У коллеги, однако, сложилось иное мнение, и так как он, по его собственному выражению, не любил гадать на кофейной гуще, то, чтобы как следует очистить желудок, велел дать Эмме рвотного.

Эмму стало рвать кровью. Губы ее вытянулись в ниточку. Руки и ноги сводила судорога, по телу пошли бурые пятна, пульс напоминал Дрожь туго натянутой нитки, дрожь струны, которая вот-вот порвется.

Немного погодя она начала дико кричать. Она проклинала яд, бранила его, потом просила, чтобы он действовал быстрее, отталкивала коченеющими руками все, что давал ей выпить Шарль, переживавший не менее мучительную агонию, чем она. Прижимая платок к губам, он стоял у постели больной и захлебывался слезами, все его тело, с головы до ног, сотрясалось от рыданий. Фелисите бегала туда-сюда. Оме стоял как вкопанный и тяжело вздыхал, а г-н Каниве хотя и не терял самоуверенности, однако в глубине души был озадачен.

— Черт возьми!.. Ведь... ведь желудок очищен, а раз устранена причина...

— Ясно, что должно быть устранено и следствие, - подхватил Оме.

— Да спасите же ее! - крикнул Бовари.

Каниве, не слушая аптекаря, который пытался обосновать гипотезу: «Быть может, это спасительный кризис», - только хотел было дать ей териаку, но в это мгновение за окном раздалось щелканье бича, все стекла затряслись, и из-за крытого рынка вымахнула взмыленная тройка, впряженная в почтовый берлин. Приехал доктор Ларивьер.

Если бы в доме Бовари появился бог, то все же это произвело бы не такое сильное впечатление. Шарль взмахнул руками, Каниве замер на месте, а Оме задолго до прихода доктора снял феску.

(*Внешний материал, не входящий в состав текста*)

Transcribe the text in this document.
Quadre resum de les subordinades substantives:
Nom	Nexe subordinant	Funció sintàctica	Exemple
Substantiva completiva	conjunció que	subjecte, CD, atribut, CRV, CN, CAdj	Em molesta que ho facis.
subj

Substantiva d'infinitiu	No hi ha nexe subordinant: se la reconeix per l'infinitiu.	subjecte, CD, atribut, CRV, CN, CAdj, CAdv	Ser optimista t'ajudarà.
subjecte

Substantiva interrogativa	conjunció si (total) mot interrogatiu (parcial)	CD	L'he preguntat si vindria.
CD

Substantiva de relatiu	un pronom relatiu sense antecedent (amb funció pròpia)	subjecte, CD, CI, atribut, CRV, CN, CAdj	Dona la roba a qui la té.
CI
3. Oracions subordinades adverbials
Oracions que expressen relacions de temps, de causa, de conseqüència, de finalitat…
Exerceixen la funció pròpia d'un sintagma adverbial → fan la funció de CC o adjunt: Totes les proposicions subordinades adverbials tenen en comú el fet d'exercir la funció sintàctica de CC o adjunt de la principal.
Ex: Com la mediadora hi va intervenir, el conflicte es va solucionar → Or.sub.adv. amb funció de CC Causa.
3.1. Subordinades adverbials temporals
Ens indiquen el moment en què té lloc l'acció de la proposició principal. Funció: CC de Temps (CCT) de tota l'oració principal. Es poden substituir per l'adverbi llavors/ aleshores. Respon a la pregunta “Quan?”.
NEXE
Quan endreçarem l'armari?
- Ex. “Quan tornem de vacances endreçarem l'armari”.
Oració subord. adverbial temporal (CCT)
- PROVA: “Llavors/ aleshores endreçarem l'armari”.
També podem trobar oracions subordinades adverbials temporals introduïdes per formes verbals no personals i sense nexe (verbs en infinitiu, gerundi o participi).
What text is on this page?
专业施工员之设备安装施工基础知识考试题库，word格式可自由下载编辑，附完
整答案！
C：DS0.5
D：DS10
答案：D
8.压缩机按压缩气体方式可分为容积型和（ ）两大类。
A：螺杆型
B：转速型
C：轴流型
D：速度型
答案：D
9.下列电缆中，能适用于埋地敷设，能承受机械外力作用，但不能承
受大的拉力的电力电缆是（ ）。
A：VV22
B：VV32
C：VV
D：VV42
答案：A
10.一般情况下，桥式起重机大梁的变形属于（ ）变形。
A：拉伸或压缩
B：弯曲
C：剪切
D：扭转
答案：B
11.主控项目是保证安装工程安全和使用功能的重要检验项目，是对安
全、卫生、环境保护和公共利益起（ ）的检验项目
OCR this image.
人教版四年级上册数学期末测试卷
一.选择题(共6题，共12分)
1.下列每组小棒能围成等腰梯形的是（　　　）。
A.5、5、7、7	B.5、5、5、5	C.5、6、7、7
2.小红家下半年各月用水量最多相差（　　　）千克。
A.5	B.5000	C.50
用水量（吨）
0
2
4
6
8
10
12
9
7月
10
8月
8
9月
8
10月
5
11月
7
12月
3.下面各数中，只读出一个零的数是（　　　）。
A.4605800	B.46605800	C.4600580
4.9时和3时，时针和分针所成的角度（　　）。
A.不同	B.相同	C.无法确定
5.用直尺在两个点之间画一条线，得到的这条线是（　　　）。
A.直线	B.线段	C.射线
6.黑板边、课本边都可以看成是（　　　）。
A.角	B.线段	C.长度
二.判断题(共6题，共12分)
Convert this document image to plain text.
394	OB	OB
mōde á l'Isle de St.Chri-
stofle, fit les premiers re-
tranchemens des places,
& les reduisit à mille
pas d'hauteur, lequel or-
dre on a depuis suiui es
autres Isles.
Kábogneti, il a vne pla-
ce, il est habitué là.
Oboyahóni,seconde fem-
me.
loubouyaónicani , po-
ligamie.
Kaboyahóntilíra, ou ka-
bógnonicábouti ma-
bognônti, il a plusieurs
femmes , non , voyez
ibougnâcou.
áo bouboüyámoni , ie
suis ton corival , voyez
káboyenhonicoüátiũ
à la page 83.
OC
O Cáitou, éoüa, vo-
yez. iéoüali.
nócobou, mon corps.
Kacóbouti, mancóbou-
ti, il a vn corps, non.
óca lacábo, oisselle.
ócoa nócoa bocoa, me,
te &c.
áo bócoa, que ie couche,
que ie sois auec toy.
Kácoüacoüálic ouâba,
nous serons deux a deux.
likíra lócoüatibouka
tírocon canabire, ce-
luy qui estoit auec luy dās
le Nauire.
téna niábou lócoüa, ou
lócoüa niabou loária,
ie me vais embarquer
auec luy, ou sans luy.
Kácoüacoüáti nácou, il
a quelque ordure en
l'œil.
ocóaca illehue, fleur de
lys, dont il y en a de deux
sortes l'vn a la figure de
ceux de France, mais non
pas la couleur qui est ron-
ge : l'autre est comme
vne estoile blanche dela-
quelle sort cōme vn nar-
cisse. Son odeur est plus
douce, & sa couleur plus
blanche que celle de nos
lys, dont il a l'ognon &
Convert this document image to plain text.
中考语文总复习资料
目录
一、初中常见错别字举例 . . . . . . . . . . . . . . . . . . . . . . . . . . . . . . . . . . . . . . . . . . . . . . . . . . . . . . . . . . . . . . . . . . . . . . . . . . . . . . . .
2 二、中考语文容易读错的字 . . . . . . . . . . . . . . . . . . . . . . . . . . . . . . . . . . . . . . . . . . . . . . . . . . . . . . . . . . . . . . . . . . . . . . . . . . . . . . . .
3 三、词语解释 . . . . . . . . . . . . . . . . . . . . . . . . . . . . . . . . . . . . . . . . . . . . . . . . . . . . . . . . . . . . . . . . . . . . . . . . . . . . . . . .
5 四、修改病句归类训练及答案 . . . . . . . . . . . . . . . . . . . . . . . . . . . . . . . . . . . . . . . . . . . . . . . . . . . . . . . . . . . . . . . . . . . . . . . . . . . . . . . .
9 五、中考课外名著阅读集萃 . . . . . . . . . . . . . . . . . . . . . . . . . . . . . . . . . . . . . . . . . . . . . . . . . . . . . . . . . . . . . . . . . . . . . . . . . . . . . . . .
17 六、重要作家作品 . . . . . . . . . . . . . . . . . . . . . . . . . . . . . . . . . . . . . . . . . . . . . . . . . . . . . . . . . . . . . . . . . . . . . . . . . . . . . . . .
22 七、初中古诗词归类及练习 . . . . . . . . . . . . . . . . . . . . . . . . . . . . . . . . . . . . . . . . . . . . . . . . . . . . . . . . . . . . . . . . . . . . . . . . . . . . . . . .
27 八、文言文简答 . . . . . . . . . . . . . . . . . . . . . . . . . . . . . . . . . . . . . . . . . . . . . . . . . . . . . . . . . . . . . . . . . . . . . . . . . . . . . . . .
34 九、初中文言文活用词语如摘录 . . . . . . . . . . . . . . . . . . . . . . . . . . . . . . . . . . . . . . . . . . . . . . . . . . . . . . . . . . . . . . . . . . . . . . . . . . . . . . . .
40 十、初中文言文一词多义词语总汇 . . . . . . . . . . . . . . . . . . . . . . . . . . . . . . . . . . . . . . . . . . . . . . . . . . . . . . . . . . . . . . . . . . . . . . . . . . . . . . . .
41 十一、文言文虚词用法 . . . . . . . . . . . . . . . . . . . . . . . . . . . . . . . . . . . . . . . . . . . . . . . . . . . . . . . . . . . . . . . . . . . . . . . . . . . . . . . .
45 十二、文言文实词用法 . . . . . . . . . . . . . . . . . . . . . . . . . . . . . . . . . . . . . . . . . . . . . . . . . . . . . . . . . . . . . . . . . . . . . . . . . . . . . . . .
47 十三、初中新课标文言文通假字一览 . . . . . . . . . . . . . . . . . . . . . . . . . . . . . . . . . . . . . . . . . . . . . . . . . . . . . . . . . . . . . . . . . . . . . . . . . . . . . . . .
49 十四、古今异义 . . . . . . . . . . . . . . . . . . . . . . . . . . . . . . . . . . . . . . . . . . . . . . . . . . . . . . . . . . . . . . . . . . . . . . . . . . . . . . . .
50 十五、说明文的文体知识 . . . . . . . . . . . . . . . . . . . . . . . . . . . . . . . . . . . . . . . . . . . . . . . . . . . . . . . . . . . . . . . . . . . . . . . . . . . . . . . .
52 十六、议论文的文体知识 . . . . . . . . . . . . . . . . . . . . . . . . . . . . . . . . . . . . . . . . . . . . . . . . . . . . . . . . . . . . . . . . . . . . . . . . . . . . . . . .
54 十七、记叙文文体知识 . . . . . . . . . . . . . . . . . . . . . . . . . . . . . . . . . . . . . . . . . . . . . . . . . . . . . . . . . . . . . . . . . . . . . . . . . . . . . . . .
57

Ларивьер принадлежал к хирургической школе великого Биша58, к уже вымершему поколению врачей-философов, которые любили свое искусство фанатической любовью и отличались вдохновенной прозорливостью. Когда Ларивьер гневался, вся больница дрожала; ученики боготворили его и, как только устраивались на место, сейчас же начинали во всем ему подражать. Дело доходило до того, что в Руанском округе врачи носили такое же, как у него, стеганое пальто с мериносовым воротником и такой же, как у него, широкий черный фрак с расстегнутыми манжетами, причем у самого Ларивьера всегда были видны его пухлые, очень красивые руки, не знавшие перчаток, как бы в любую минуту готовые погрузиться в глубь человеческих мук. Он презирал чины, кресты, академии, славился щедростью и радушием, для бедных был родным отцом, в добродетель не верил, а сам на каждом шагу делал добрые дела и, конечно, был бы признан святым, если бы не его дьявольская проницательность, из-за которой все его боялись пуще огня. Взгляд у него был острее ланцета, он проникал прямо в душу; удаляя обиняки и прикрасы, Ларивьер вылущивал ложь. Так шел он по жизни, исполненный того благодушного величия, которое порождают большой талант, благосостояние и сорокалетняя непорочная служба.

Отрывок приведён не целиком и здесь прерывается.